Indice USD
Oggi il dollaro USA si è leggermente indebolito, interrompendo una serie rialzista durata 4 giorni. L’incertezza geopolitica e l’aumento dei prezzi del petrolio hanno fornito supporto come bene rifugio al dollaro. Il mantenimento della zona di supporto a 101,00 è stato tecnicamente rassicurante nel breve termine. Un ritorno a 101,50 suggerirebbe una rinnovata forza del dollaro, mentre una rottura al di sotto di 100,50 potrebbe aprire la strada a un ulteriore indebolimento.

S&P 500
L’indice ha oscillato in un intervallo ristretto, registrando un lieve calo, pur chiudendo sostanzialmente invariato rispetto a ieri. I titoli tecnologici hanno penalizzato il mercato, complici alcune prese di profitto. L’aumento dei prezzi del petrolio e dei rendimenti statunitensi ha ulteriormente esercitato pressione sulle azioni. L’indice rimane vicino ai massimi storici, con una resistenza a 7580. La zona di supporto si trova tra 7420 e 7450.

Oro
Il metallo prezioso ha registrato una seduta positiva. La debolezza del dollaro USA e l’incertezza legata ai rischi hanno spinto al rialzo l’oro. L’aumento dei prezzi del petrolio continua ad alimentare i timori di inflazione e a sostenere l’interesse per i metalli preziosi. Il rimbalzo dal supporto a 4000 dollari ha ora spinto gli acquirenti a puntare a 4150 dollari, con l’obiettivo di testare la resistenza a 4200 dollari.

Petrolio Brent
Il trend rialzista rimane intatto finché le tensioni geopolitiche in Medio Oriente continuano a preoccupare gli operatori, che temono interruzioni nelle forniture e nelle rotte di spedizione. Il mercato, guardando al futuro, non mostra segnali di una tregua che possa spingere i prezzi al ribasso. Il livello di 95-96 dollari rappresenta la prossima resistenza sulla strada verso la soglia cruciale e psicologica dei 100 dollari.

Bitcoin
La criptovaluta ha subito un leggero calo dopo una serie di recenti guadagni costanti.
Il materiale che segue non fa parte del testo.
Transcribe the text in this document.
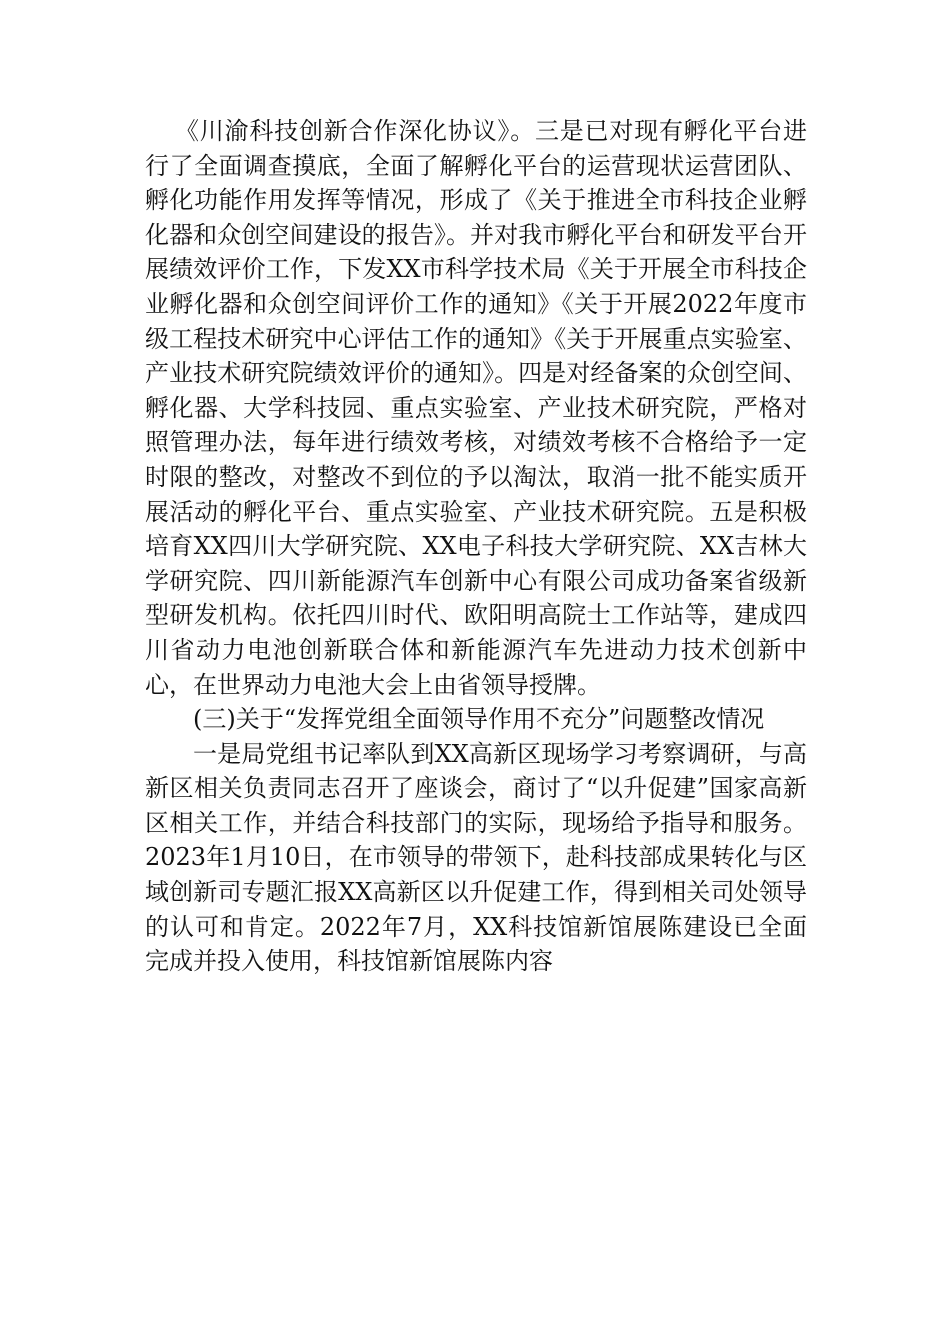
《川渝科技创新合作深化协议》。三是已对现有孵化平台进行了全面调查摸底，全面了解孵化平台的运营现状运营团队、孵化功能作用发挥等情况，形成了《关于推进全市科技企业孵化器和众创空间建设的报告》。并对我市孵化平台和研发平台开展绩效评价工作，下发XX市科学技术局《关于开展全市科技企业孵化器和众创空间评价工作的通知》《关于开展2022年度市级工程技术研究中心评估工作的通知》《关于开展重点实验室、产业技术研究院绩效评价的通知》。四是对经备案的众创空间、孵化器、大学科技园、重点实验室、产业技术研究院，严格对照管理办法，每年进行绩效考核，对绩效考核不合格给予一定时限的整改，对整改不到位的予以淘汰，取消一批不能实质开展活动的孵化平台、重点实验室、产业技术研究院。五是积极培育XX四川大学研究院、XX电子科技大学研究院、XX吉林大学研究院、四川新能源汽车创新中心有限公司成功备案省级新型研发机构。依托四川时代、欧阳明高院士工作站等，建成四川省动力电池创新联合体和新能源汽车先进动力技术创新中心，在世界动力电池大会上由省领导授牌。

(三)关于“发挥党组全面领导作用不充分”问题整改情况

一是局党组书记率队到XX高新区现场学习考察调研，与高新区相关负责同志召开了座谈会，商讨了“以升促建”国家高新区相关工作，并结合科技部门的实际，现场给予指导和服务。2023年1月10日，在市领导的带领下，赴科技部成果转化与区域创新司专题汇报XX高新区以升促建工作，得到相关司处领导的认可和肯定。2022年7月，XX科技馆新馆展陈建设已全面完成并投入使用，科技馆新馆展陈内容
Probabilmente si è trattato di una breve fase di prese di profitto piuttosto che di un’inversione di tendenza. Il Bitcoin ha mostrato resilienza nonostante una seduta azionaria altalenante e le crescenti preoccupazioni geopolitiche che hanno spinto al rialzo oro e petrolio. Mantenersi al di sopra dei 65.000 dollari preserva il recente rally. Resistenza a 66.000-67.000 dollari, supporto a 64.500-65.000 dollari.